UH has had an Ebola preparedness plan in place for several months, Dr. Ray says, long before the current situation at Texas Health Presbyterian Hospital in Dallas. It was developed by the UH System Infection Control Committee, which includes specialists in the prevention of infectious disease, hospital epidemiologists, corporate health employees and supply chain representatives. UH has also established an Ebola task force, led by Michael Anderson, MD, Chief Medical Officer, Ron Dziedzicki, Chief Operating Officer at UH Case Medical Center, and Dr. Ray.

The infection control committee has communicated its Ebola preparedness plan throughout the UH system and has urged individual units to pose “what if” scenarios with their employees who provide direct patient care. “Tabletop exercises have been conducted system-wide in the setting of disaster preparedness meetings,” Dr. Ray says. “We also routinely include recommendations from the CDC as an important reference.”

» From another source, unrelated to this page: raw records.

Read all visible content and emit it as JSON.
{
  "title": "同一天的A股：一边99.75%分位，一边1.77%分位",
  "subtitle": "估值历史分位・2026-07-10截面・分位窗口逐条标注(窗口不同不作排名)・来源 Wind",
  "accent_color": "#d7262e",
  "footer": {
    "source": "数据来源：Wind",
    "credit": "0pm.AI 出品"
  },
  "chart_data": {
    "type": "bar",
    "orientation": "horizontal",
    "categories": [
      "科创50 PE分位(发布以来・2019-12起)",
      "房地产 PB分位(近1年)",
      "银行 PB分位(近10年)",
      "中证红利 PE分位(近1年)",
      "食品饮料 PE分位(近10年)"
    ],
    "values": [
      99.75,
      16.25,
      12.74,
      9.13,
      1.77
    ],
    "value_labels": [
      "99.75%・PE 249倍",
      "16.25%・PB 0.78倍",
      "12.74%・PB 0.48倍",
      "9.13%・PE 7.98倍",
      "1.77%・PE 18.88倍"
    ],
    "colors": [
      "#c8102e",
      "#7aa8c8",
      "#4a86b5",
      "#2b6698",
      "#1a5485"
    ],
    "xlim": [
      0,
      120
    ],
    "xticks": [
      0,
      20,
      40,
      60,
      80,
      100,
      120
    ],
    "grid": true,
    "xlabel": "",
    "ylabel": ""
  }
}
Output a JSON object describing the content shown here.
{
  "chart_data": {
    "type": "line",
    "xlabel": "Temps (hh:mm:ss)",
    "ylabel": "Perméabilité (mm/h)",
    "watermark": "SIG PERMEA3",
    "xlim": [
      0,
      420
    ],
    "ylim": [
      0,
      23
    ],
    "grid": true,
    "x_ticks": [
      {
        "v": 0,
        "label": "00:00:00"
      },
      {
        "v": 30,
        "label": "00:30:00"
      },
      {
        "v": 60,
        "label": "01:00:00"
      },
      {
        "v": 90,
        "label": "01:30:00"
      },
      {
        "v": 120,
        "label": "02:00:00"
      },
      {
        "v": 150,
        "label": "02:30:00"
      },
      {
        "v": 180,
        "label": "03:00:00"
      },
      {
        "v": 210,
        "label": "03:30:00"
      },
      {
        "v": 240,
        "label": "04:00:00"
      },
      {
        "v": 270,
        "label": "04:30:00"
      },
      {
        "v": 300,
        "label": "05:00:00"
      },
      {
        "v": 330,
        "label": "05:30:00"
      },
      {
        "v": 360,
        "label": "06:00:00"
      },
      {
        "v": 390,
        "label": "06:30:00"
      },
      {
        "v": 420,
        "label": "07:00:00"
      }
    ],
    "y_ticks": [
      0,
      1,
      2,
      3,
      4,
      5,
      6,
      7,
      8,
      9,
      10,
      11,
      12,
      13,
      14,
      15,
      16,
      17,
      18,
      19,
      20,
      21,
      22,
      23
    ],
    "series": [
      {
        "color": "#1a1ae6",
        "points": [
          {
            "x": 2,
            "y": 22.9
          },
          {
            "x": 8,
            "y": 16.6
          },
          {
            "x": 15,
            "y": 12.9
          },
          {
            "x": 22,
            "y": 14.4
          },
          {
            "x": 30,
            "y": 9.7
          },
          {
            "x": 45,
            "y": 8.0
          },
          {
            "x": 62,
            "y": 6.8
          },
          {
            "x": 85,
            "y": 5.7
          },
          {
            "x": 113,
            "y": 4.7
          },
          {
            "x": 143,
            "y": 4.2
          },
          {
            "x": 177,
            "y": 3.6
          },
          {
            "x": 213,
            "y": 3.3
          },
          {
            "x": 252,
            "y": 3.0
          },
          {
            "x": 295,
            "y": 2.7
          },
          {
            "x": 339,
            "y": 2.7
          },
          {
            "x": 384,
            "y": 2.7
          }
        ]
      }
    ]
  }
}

Elements of the UH Ebola preparedness plan include:

  • TRAINING all UH employees who provide direct patient care to determine the travel history of patients who present with a fever
  • ISOLATING any patient with suspected or confirmed Ebola infection to a private room with a bathroom, preferably a negative-pressure room
  • PROVIDING health care workers treating a person suspected of having Ebola with appropriate personal protective equipment, including gowns/bodysuits, face shields/goggles, gloves and masks
  • PROVIDING N95 masks in the event of intubation or aerosol-generating procedures
  • LIMITING care of a patient suspected of having Ebola to essential personnel only
  • USING dedicated equipment to treat the patient
  • MINIMIZING unnecessary tests and blood draws

“We will continue to update our frontline personnel, including pre-hospital providers, as the epidemiology of Ebola viral infection evolves,” Dr. Ray says.